Sinclair’s ‘Ellansé’ product delivered revenues of £5.0m in the period, compared to £4.2m during the same period last year, with growth remaining “broad based” across the firm’s direct operations as well as distributor markets.
That was reportedly most notable in Brazil, where the product had performed strongly following launch in March, and provided a “key growth opportunity” for the second half and beyond.
“The fast uptake by doctors and evident enthusiasm for the product is highly encouraging and we are well placed to take advantage with our largest sales force based in this market.
“Elsewhere, UK growth was notably strong, while in South Korea the market is now largely free from our ex distributor's inventory which we expect will lead to a much stronger performance in the second half.”
Revenues for its ‘Perfectha’ product increased 7.1% to £4.5m.
Growth was said to have driven by the brand's re-launch in Brazil, as well as “notably strong” partner performances in South Korea and Mexico.
Finally, revenues for ‘Sculptra’ were £3.1m in the period, compared with £2m in the prior year, with the pickup in demand seen in the second half of 2017 continuing into the first half of 2018.
Sinclair’s board said net debt at 30 June was £14.8m, including the £3.6m EW Healthcare convertible loan announced in February, and in line with the board's expectations.
In addition to anticipated operating cash outflows in the first six months, cash outflows in the period included a number of largely non-recurring costs totalling £8.5m, including the payments made in connection with the termination of the ThermiGen distribution agreement, final settlement of the Alliance Pharma warranty claim, payment of Silhouette and Perfectha deferred considerations, financing fees and planned capital expenditure.
The group said it had drawn an initial €17m under the Hayfin debt facility, which was put in place during the period, and had access to a further €6m of undrawn facilities.

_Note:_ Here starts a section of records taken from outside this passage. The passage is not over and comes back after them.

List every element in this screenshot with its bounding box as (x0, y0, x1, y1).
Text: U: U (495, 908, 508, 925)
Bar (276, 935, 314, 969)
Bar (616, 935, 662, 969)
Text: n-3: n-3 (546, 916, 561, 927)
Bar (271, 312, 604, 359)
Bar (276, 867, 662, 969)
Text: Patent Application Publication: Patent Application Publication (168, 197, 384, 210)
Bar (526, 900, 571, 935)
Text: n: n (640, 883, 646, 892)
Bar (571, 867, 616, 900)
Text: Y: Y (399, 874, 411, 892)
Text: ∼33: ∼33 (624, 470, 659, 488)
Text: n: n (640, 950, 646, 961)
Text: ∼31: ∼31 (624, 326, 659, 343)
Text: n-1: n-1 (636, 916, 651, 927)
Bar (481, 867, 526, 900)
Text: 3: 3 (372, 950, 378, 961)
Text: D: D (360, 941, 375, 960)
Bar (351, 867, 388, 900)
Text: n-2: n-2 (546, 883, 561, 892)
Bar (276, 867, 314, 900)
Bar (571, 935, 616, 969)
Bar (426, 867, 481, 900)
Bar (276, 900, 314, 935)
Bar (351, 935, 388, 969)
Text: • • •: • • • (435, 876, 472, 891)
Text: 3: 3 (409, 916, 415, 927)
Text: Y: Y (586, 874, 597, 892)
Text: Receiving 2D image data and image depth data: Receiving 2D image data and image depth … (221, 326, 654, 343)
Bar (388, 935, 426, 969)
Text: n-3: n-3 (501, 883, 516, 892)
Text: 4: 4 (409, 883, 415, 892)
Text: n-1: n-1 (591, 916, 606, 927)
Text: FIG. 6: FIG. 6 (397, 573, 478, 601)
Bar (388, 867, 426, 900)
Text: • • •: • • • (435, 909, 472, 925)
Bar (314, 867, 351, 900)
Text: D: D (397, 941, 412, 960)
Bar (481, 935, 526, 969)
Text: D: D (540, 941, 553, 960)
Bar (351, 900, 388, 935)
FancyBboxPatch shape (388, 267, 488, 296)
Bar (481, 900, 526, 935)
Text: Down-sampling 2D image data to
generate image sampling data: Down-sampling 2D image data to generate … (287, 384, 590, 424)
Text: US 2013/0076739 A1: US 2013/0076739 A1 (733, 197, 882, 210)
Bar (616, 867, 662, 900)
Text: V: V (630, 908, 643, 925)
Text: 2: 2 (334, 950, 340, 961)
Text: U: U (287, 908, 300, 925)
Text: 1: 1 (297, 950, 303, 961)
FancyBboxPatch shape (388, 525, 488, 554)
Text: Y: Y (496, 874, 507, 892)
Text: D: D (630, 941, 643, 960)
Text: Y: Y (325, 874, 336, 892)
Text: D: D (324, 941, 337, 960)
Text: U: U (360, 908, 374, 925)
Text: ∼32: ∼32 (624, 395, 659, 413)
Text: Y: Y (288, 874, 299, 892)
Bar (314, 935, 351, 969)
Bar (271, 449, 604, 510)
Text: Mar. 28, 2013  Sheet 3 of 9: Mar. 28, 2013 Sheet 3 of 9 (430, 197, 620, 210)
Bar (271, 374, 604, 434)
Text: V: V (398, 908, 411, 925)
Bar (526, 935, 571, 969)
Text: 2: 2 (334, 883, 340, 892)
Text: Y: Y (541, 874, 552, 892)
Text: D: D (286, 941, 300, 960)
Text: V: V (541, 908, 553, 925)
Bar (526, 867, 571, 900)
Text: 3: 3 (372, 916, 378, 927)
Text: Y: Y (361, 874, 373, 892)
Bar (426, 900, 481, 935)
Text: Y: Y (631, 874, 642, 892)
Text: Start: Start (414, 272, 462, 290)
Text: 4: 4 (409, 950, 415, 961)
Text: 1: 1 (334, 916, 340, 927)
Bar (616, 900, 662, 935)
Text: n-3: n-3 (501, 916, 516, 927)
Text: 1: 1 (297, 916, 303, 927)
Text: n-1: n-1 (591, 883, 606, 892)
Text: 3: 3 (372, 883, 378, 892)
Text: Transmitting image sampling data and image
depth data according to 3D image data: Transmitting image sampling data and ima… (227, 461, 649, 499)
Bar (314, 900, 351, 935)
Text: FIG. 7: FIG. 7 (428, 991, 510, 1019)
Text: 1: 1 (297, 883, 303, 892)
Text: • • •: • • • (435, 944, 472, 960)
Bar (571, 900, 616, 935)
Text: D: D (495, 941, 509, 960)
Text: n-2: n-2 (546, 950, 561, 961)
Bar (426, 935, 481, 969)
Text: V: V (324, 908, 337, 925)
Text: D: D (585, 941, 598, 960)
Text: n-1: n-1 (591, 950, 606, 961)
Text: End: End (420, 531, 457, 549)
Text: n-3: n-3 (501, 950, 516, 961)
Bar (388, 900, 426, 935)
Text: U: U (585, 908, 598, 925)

As it had previously indicated, the board expected sales to be second-half weighted to a similar degree as in 2017.
A “significantly lower” level of non-operating cash outflows was also expected in the second half of the current financial year.
“Our first half performance clearly shows that the year is progressing well,” said Sinclair chief executive officer Chris Spooner.

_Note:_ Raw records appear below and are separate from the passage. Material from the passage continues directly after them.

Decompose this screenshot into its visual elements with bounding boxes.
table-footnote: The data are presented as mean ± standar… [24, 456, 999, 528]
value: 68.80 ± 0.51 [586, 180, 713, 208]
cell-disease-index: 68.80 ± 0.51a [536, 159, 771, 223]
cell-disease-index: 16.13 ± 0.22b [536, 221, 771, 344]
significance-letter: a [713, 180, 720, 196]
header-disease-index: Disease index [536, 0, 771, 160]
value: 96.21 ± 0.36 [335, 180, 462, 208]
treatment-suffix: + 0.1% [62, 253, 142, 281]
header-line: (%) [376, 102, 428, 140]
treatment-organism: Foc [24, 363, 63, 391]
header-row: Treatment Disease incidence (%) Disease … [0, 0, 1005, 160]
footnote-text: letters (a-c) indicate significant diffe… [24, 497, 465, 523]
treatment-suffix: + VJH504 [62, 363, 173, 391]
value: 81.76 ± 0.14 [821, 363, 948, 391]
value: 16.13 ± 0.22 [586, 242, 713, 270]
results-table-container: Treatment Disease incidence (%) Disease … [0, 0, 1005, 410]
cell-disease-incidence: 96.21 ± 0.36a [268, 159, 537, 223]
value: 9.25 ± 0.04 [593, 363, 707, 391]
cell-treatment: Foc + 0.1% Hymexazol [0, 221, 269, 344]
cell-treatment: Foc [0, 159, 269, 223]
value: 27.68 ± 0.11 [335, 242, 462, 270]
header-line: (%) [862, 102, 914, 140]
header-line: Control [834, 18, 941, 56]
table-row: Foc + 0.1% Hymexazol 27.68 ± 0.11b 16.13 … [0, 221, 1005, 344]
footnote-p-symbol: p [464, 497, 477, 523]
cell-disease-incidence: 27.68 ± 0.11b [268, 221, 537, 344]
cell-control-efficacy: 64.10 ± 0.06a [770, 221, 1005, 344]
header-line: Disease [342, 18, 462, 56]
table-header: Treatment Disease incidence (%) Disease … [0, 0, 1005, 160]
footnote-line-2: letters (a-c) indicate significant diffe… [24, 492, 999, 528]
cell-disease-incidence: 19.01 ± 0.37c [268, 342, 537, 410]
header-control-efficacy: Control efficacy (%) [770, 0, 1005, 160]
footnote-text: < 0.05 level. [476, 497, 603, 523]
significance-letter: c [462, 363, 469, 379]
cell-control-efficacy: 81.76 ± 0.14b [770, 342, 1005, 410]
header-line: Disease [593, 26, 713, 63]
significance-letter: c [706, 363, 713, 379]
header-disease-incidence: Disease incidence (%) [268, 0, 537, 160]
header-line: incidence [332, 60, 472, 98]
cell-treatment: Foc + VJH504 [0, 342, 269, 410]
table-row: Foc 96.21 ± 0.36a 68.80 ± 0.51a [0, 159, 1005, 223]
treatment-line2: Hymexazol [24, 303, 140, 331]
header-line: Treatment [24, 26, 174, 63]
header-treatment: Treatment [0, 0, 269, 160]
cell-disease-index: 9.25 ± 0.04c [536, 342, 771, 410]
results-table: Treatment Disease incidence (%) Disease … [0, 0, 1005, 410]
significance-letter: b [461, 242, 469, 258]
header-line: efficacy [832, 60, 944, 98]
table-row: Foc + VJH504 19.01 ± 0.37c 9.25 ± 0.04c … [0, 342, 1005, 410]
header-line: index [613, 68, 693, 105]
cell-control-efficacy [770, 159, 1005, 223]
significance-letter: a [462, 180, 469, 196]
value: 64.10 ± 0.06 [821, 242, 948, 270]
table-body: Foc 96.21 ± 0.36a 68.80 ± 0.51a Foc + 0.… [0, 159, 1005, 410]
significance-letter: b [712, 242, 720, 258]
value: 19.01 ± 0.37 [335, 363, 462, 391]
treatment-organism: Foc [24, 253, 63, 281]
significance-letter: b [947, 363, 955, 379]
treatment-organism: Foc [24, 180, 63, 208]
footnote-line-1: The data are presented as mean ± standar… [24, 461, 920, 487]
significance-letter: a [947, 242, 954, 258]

“Momentum in our ex-US business remains strong with 18% constant currency growth leaving Sinclair well placed to deliver at least mid-teens growth at constant currency for 2018, being the guidance we provided at the time of our full year results.

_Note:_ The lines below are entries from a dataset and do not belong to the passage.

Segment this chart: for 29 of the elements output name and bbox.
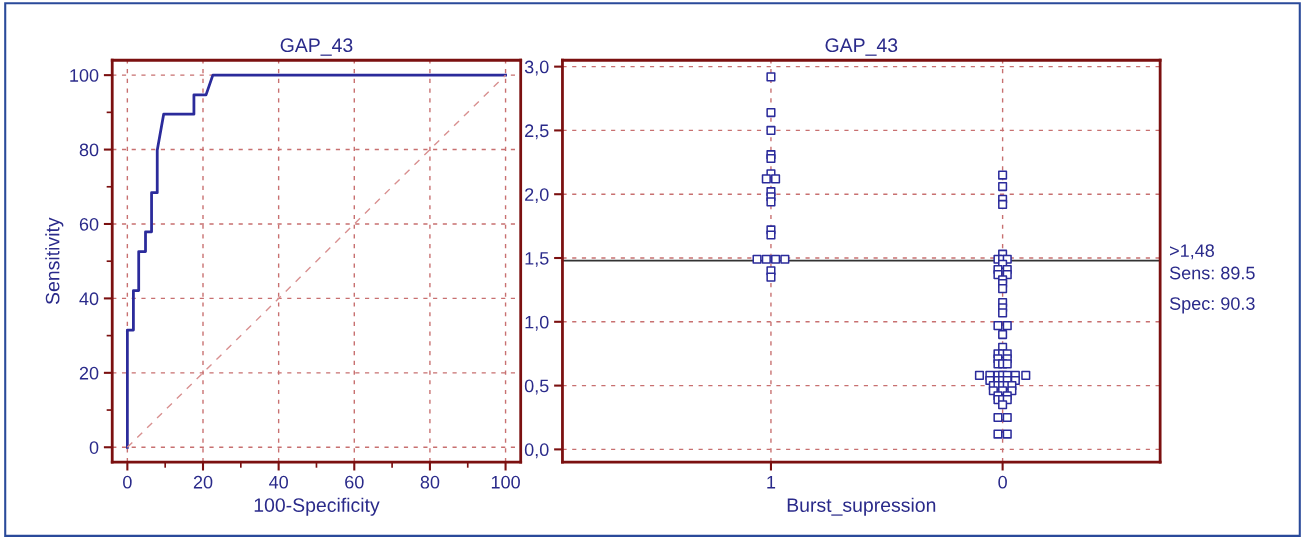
ref-line-label: >1,48 xyxy=(1170,244,1215,260)
x-tick-label: 20 xyxy=(193,475,213,489)
x-axis-title: Burst_supression xyxy=(787,497,936,516)
y-tick-label: 60 xyxy=(79,217,99,231)
y-tick-label: 0 xyxy=(89,441,99,454)
y-tick-label: 2,5 xyxy=(525,124,549,140)
y-tick-label: 40 xyxy=(79,292,99,306)
y-tick-label: 2,0 xyxy=(525,188,549,204)
x-axis-title: 100-Specificity xyxy=(254,497,380,516)
x-tick-label: 80 xyxy=(420,475,440,489)
y-tick-label: 0,5 xyxy=(524,379,549,395)
x-tick-label: 0 xyxy=(123,475,132,489)
y-axis-title: Sensitivity xyxy=(45,217,64,305)
x-tick-label: 0 xyxy=(998,475,1007,489)
y-tick-label: 3,0 xyxy=(524,60,549,76)
y-tick-label: 80 xyxy=(79,143,99,157)
text: Spec: 90.3 xyxy=(1169,297,1255,314)
y-tick-label: 20 xyxy=(79,366,99,380)
x-tick-label: 60 xyxy=(345,475,364,489)
y-tick-label: 1,5 xyxy=(525,252,549,267)
x-tick-label: 40 xyxy=(269,475,288,489)
y-tick-label: 1,0 xyxy=(525,315,549,331)
chart-title: GAP_43 xyxy=(825,38,898,56)
y-tick-label: 0,0 xyxy=(524,443,549,459)
chart-title: GAP_43 xyxy=(280,38,353,56)
y-tick-label: 100 xyxy=(70,69,99,82)
text: Sens: 89.5 xyxy=(1169,266,1255,280)
x-tick-label: 1 xyxy=(767,476,776,489)
x-tick-label: 100 xyxy=(491,475,520,489)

“In the US, I am pleased with the early progress of our new sales team and am optimistic that they will deliver excellent results.”
Spooner said feedback from US physicians remained “very positive”, and the board was confident that the Silhouette InstaLift brand in the eyes of both physicians and patients remained strong in that market.
He added that the company was continuing to expand its direct operations in countries where it saw strong growth potential, confirming that Sinclair would start a direct operation in Mexico later in July.
“As in 2017 we expect to see sales weighted to the second half of the year, in particular due to the issues experienced with Silhouette InstaLift in the US, the Brazilian launch of Ellansé in March, repatriation of Ellansé rights in Korea during the first half, and the imminent launch of the Mexican operation.
“We remain very optimistic that we will see strong and broad based growth over the second half of 2018. “
Sinclair said it expected to publish interim results for the six month period ended 30 June in September.